To replace the sensors, engineers from the Michoud Assembly Facility, working in the Kennedy Space Center's Vehicle Assembly Building, will remove foam insulation from the very bottom of the tank, unbolt a large manhole cover and get inside the cavernous hydrogen section. Once the new sensors are in place, the manhole cover will be bolted back in place and, after lowering the tank to a horizontal orientation, foam insulation will be re-applied.

"We hope to take the four sensors that we take out and put them in extensive tests," Hale said. "We want to see if the one sensor that's got this slightly elevated resistance reading really has this problem that the engineering tests say it could potentially have and then, of course, we will look at the other three sensors which were manufactured about the same time in the same facility.

"We have a number of these sensors in tanks that are still slated to fly.
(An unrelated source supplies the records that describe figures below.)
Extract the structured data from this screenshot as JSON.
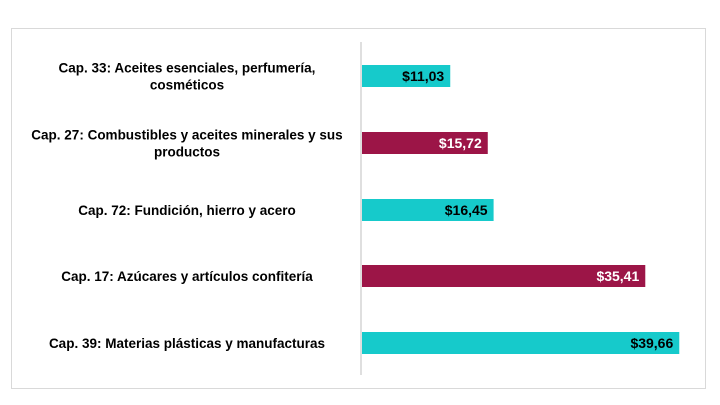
{
  "chart_data": {
    "type": "bar",
    "orientation": "horizontal",
    "categories": [
      [
        "Cap. 33: Aceites esenciales, perfumería,",
        "cosméticos"
      ],
      [
        "Cap. 27: Combustibles y aceites minerales y sus",
        "productos"
      ],
      [
        "Cap. 72: Fundición, hierro y acero"
      ],
      [
        "Cap. 17: Azúcares y artículos confitería"
      ],
      [
        "Cap. 39: Materias plásticas y manufacturas"
      ]
    ],
    "values": [
      11.03,
      15.72,
      16.45,
      35.41,
      39.66
    ],
    "value_labels": [
      "$11,03",
      "$15,72",
      "$16,45",
      "$35,41",
      "$39,66"
    ],
    "bar_colors": [
      "#16CACB",
      "#9C1547",
      "#16CACB",
      "#9C1547",
      "#16CACB"
    ],
    "label_colors": [
      "#000000",
      "#ffffff",
      "#000000",
      "#ffffff",
      "#000000"
    ],
    "xlim": [
      0,
      44
    ],
    "grid": false,
    "legend": false,
    "title": "",
    "xlabel": "",
    "ylabel": ""
  }
}
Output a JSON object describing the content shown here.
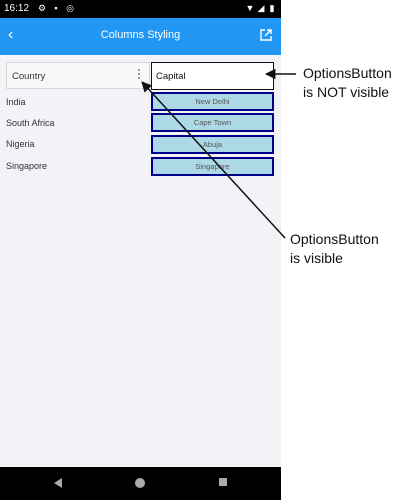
{
  "status_bar": {
    "time": "16:12"
  },
  "app_bar": {
    "title": "Columns Styling"
  },
  "grid": {
    "headers": {
      "country": "Country",
      "capital": "Capital"
    },
    "rows": [
      {
        "country": "India",
        "capital": "New Delhi"
      },
      {
        "country": "South Africa",
        "capital": "Cape Town"
      },
      {
        "country": "Nigeria",
        "capital": "Abuja"
      },
      {
        "country": "Singapore",
        "capital": "Singapore"
      }
    ]
  },
  "annotations": {
    "not_visible": {
      "line1": "OptionsButton",
      "line2": "is NOT visible"
    },
    "visible": {
      "line1": "OptionsButton",
      "line2": "is visible"
    }
  },
  "colors": {
    "app_bar": "#2196f3",
    "capital_cell_fill": "#add8e6",
    "capital_cell_border": "#00008b"
  }
}
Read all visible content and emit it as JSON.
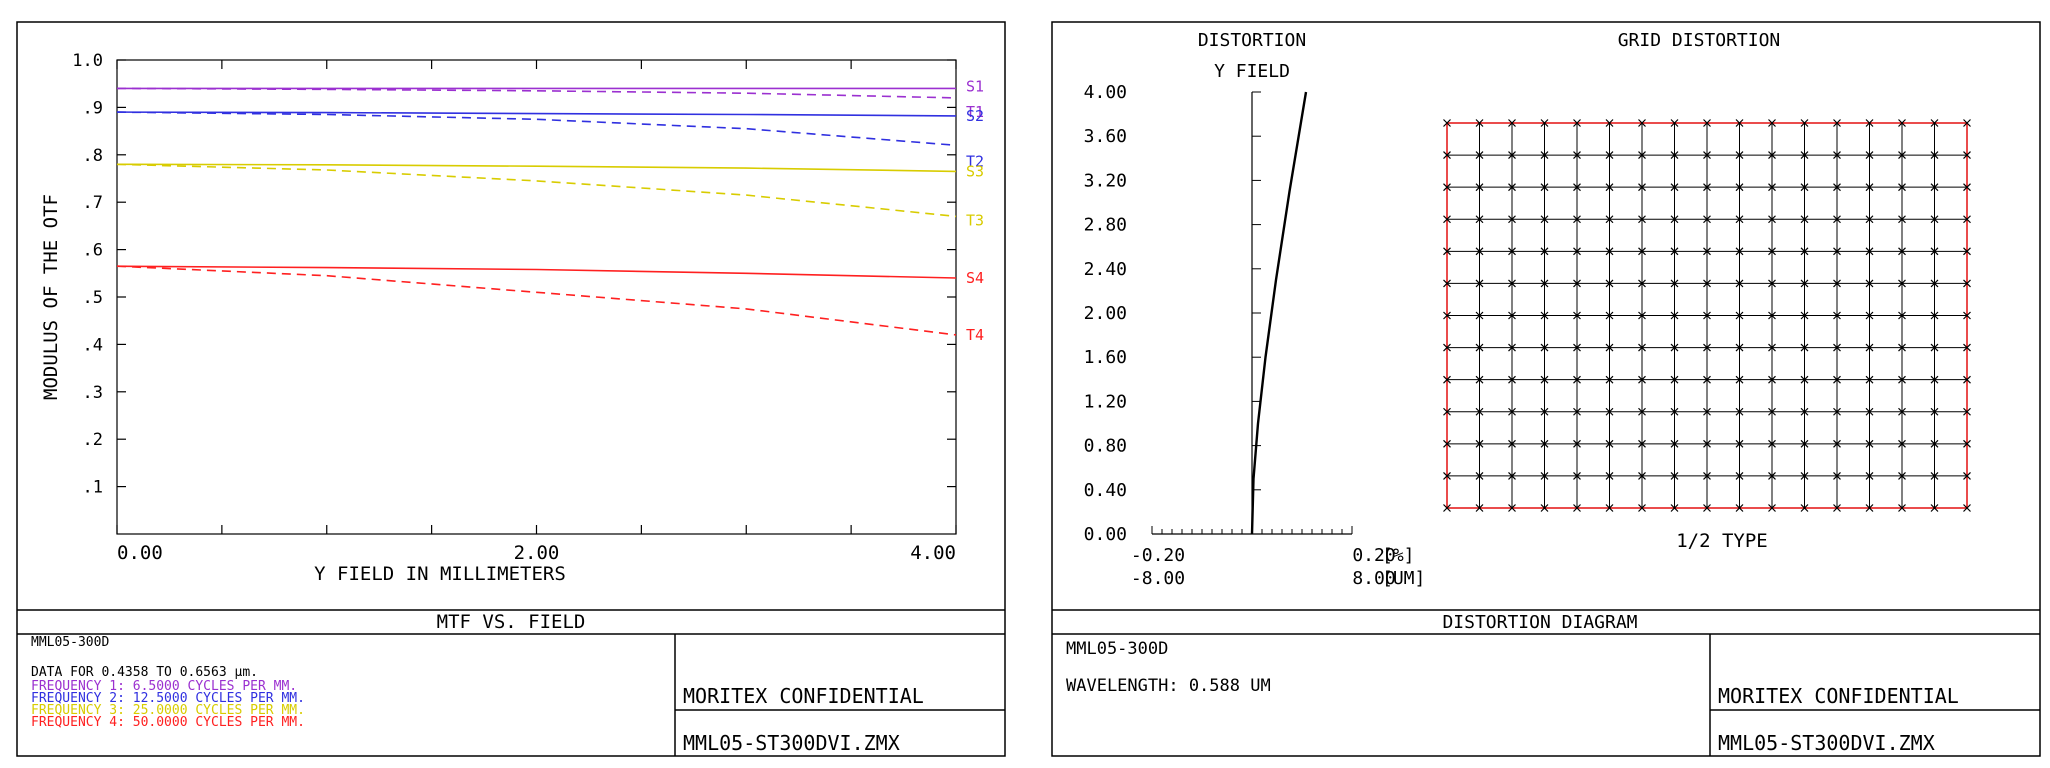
{
  "left_panel": {
    "footer_title": "MTF VS. FIELD",
    "lens_name": "MML05-300D",
    "data_line": "DATA FOR 0.4358 TO 0.6563 µm.",
    "frequencies": [
      {
        "text": "FREQUENCY 1:    6.5000  CYCLES  PER  MM.",
        "color": "#9b30d0"
      },
      {
        "text": "FREQUENCY 2:   12.5000  CYCLES  PER  MM.",
        "color": "#3030e0"
      },
      {
        "text": "FREQUENCY 3:   25.0000  CYCLES  PER  MM.",
        "color": "#d8cc00"
      },
      {
        "text": "FREQUENCY 4:   50.0000  CYCLES  PER  MM.",
        "color": "#ff2020"
      }
    ],
    "confidential": "MORITEX CONFIDENTIAL",
    "file_name": "MML05-ST300DVI.ZMX"
  },
  "right_panel": {
    "footer_title": "DISTORTION DIAGRAM",
    "lens_name": "MML05-300D",
    "wavelength": "WAVELENGTH: 0.588 UM",
    "confidential": "MORITEX CONFIDENTIAL",
    "file_name": "MML05-ST300DVI.ZMX",
    "grid_title": "GRID DISTORTION",
    "grid_caption": "1/2 TYPE",
    "grid_color": "#e00000",
    "grid_cols": 17,
    "grid_rows": 13
  },
  "chart_data": [
    {
      "type": "line",
      "ylabel": "MODULUS OF THE OTF",
      "xlabel": "Y FIELD IN MILLIMETERS",
      "xlim": [
        0,
        4
      ],
      "ylim": [
        0,
        1.0
      ],
      "x_tick_labels": [
        "0.00",
        "2.00",
        "4.00"
      ],
      "x_tick_values": [
        0,
        2,
        4
      ],
      "y_tick_labels": [
        "1.0",
        ".9",
        ".8",
        ".7",
        ".6",
        ".5",
        ".4",
        ".3",
        ".2",
        ".1"
      ],
      "y_tick_values": [
        1.0,
        0.9,
        0.8,
        0.7,
        0.6,
        0.5,
        0.4,
        0.3,
        0.2,
        0.1
      ],
      "grid": false,
      "series": [
        {
          "name": "S1",
          "color": "#9b30d0",
          "dash": false,
          "x": [
            0,
            1,
            2,
            3,
            4
          ],
          "y": [
            0.94,
            0.94,
            0.94,
            0.94,
            0.94
          ]
        },
        {
          "name": "T1",
          "color": "#9b30d0",
          "dash": true,
          "x": [
            0,
            1,
            2,
            3,
            4
          ],
          "y": [
            0.94,
            0.938,
            0.935,
            0.93,
            0.92
          ]
        },
        {
          "name": "S2",
          "color": "#3030e0",
          "dash": false,
          "x": [
            0,
            1,
            2,
            3,
            4
          ],
          "y": [
            0.89,
            0.889,
            0.887,
            0.885,
            0.882
          ]
        },
        {
          "name": "T2",
          "color": "#3030e0",
          "dash": true,
          "x": [
            0,
            1,
            2,
            3,
            4
          ],
          "y": [
            0.89,
            0.885,
            0.875,
            0.855,
            0.82
          ]
        },
        {
          "name": "S3",
          "color": "#d8cc00",
          "dash": false,
          "x": [
            0,
            1,
            2,
            3,
            4
          ],
          "y": [
            0.78,
            0.779,
            0.776,
            0.772,
            0.765
          ]
        },
        {
          "name": "T3",
          "color": "#d8cc00",
          "dash": true,
          "x": [
            0,
            1,
            2,
            3,
            4
          ],
          "y": [
            0.78,
            0.768,
            0.745,
            0.715,
            0.67
          ]
        },
        {
          "name": "S4",
          "color": "#ff2020",
          "dash": false,
          "x": [
            0,
            1,
            2,
            3,
            4
          ],
          "y": [
            0.565,
            0.562,
            0.558,
            0.55,
            0.54
          ]
        },
        {
          "name": "T4",
          "color": "#ff2020",
          "dash": true,
          "x": [
            0,
            1,
            2,
            3,
            4
          ],
          "y": [
            0.565,
            0.545,
            0.51,
            0.475,
            0.42
          ]
        }
      ]
    },
    {
      "type": "line",
      "title": "DISTORTION",
      "ylabel": "Y FIELD",
      "xlim": [
        -0.2,
        0.2
      ],
      "ylim": [
        0,
        4.0
      ],
      "y_tick_labels": [
        "4.00",
        "3.60",
        "3.20",
        "2.80",
        "2.40",
        "2.00",
        "1.60",
        "1.20",
        "0.80",
        "0.40",
        "0.00"
      ],
      "y_tick_values": [
        4.0,
        3.6,
        3.2,
        2.8,
        2.4,
        2.0,
        1.6,
        1.2,
        0.8,
        0.4,
        0.0
      ],
      "x_tick_labels_row1": [
        "-0.20",
        "0.20",
        "[%]"
      ],
      "x_tick_labels_row2": [
        "-8.00",
        "8.00",
        "[UM]"
      ],
      "series": [
        {
          "name": "",
          "color": "#000000",
          "dash": false,
          "x": [
            0,
            0.003,
            0.012,
            0.027,
            0.048,
            0.075,
            0.108
          ],
          "y": [
            0,
            0.5,
            1.0,
            1.6,
            2.3,
            3.1,
            4.0
          ]
        }
      ]
    }
  ]
}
The sensor in question was made 10 years ago, in 1996, and passed all its acceptance tests."

The additional six weeks of work "should provide us plenty of time" to wrap up ongoing analysis of foam modifications, as well as a variety of other issues, including what to do about contamination on a liquid oxygen filter screen leading to one of the ship's main engines and questions about critical seals between the engines and the main propulsion system plumbing.

"I think we'll be in good shape to look forward to a launch about the first of July," Hale said. "I remain optimistic we'll still be able to get three missions in this year, but I don't have the details on where we will fly the next two missions. Later in the fall, I'm sure."